Nous avons passé une après-midi au Jeu de Paume, afin de découvrir une de leurs dernières expositions automnales Family Ties, consacrée à la photographe new-yorkaise Tina Barney.
Tina Barney est une photographe américaine née en 1945 à New York. Issue d’une famille aisée, elle grandit dans un milieu mondain et fréquentant les country clubs. Elle s’intéresse d’abord à la photographie en tant que collectionneuse, suivant l’exemple familial, et se spécialise dans les photographies du XXe siècle. Proche de la quarantaine, elle commence à réaliser ses propres clichés. Grâce à une connaissance, elle devient bénévole au MoMA, en parallèle, elle s’initie à imprimer ses œuvres. Si elle n’était pas encore reconnue en Europe, elle acquiert une certaine notoriété aux États-Unis avec ses photographies intimes de l’élite américaine.
La scénographie de l’exposition donne l’impression d’entrer dans des vitrines de vies. Les grands clichés de 120 x 160 cm, qui sont devenus sa marque de fabrique, créent l’illusion de fenêtres directes sur la vie d’une classe sociale relativement secrète. Dans cette vaste salle blanche, les couleurs vives et l’atmosphère étouffante du kitsch des années 80 nous hypnotisent. Les scènes de genre, pour la plupart issues de sa propre famille et de ses amis, captivent par leur réalisme.

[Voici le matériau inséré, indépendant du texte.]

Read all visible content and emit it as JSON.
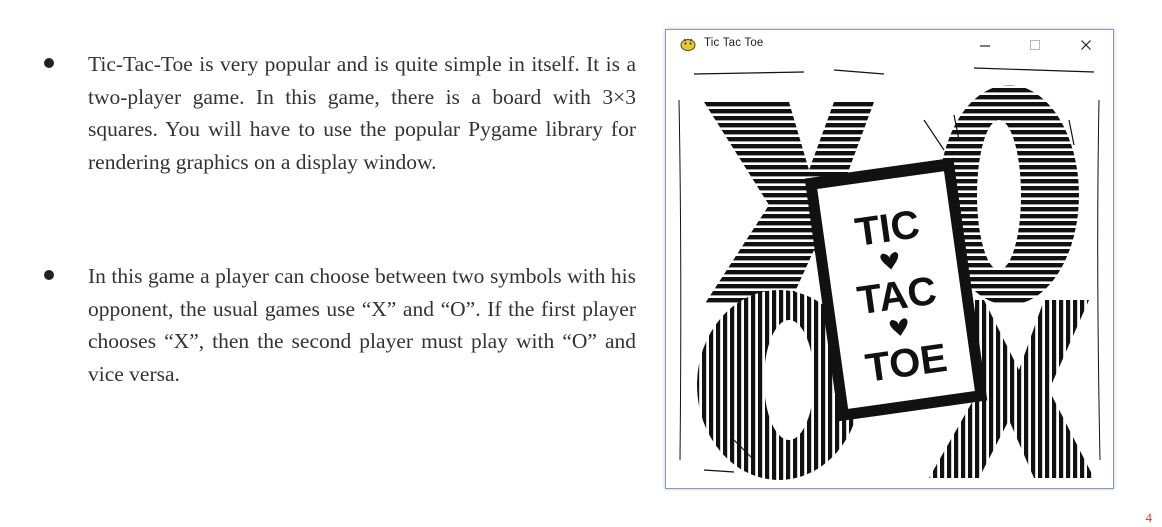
{
  "bullets": [
    {
      "text": "Tic-Tac-Toe is very popular and is quite simple in itself. It is a two-player game. In this game, there is a board with 3×3 squares. You will have to use the popular Pygame library for rendering graphics on a display window."
    },
    {
      "text": "In this game a player can choose between two symbols with his opponent, the usual games use “X” and “O”. If the first player chooses “X”, then the second player must play with “O” and vice versa."
    }
  ],
  "window": {
    "title": "Tic Tac Toe",
    "app_icon": "pygame-snake-icon",
    "controls": [
      "minimize-icon",
      "maximize-icon",
      "close-icon"
    ]
  },
  "artwork": {
    "title_lines": [
      "TIC",
      "TAC",
      "TOE"
    ],
    "big_letters": [
      "X",
      "O",
      "O",
      "X"
    ],
    "separator_icon": "heart-icon"
  },
  "page_number": "4",
  "colors": {
    "window_border": "#7a9cc6",
    "ink": "#111111",
    "page_number": "#d23b2a",
    "body_text": "#333333"
  }
}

L’une des critiques souvent adressées à son travail est qu’elle photographie exclusivement des personnes issues de milieux privilégiés, se concentrant ainsi sur une catégorie sociale fermée, peu intéressée par la photographie. D’un point de vue esthétique, cependant, ses images demeurent pertinentes. Certes, les sujets qu’elle aborde varient peu : elles dépeignent des modes de vie superficiels, des intérieurs luxueux et des réunions familiales fastueuses. Mais il ne faut pas oublier que Tina Barney photographie son propre environnement, puisant son inspiration dans ses racines et le milieu dans lequel elle a grandi.
Ses photographies revêtent un intérêt à la fois esthétique et anthropologique. Au-delà des dorures et du glamour, les personnages de ses clichés ressemblent à des anti-héros des publicités Ralph Lauren. Loin de l’image de la bourgeoisie déchue, c’est un regard cru, brut et sincère qu’elle pose sur eux. Elle n’idéalise pas ce mode de vie ; ses photos sont des études, des tableaux modernisés de l’aristocratie du XIXe siècle.
Tina Barney capture les rituels familiaux et l’esprit de clan, caractéristiques marquantes des classes dominantes. De son point de vue, ces rituels sont ce qui tisse les « liens » familiaux, ces connexions invisibles qui se créent entre les membres d’une même famille. Ses sujets incarnent quelque chose de plus grand qu’eux-mêmes : une étude humaine de l’intimité, avec en toile de fond des drapés en soie et des résidences secondaires à la campagne.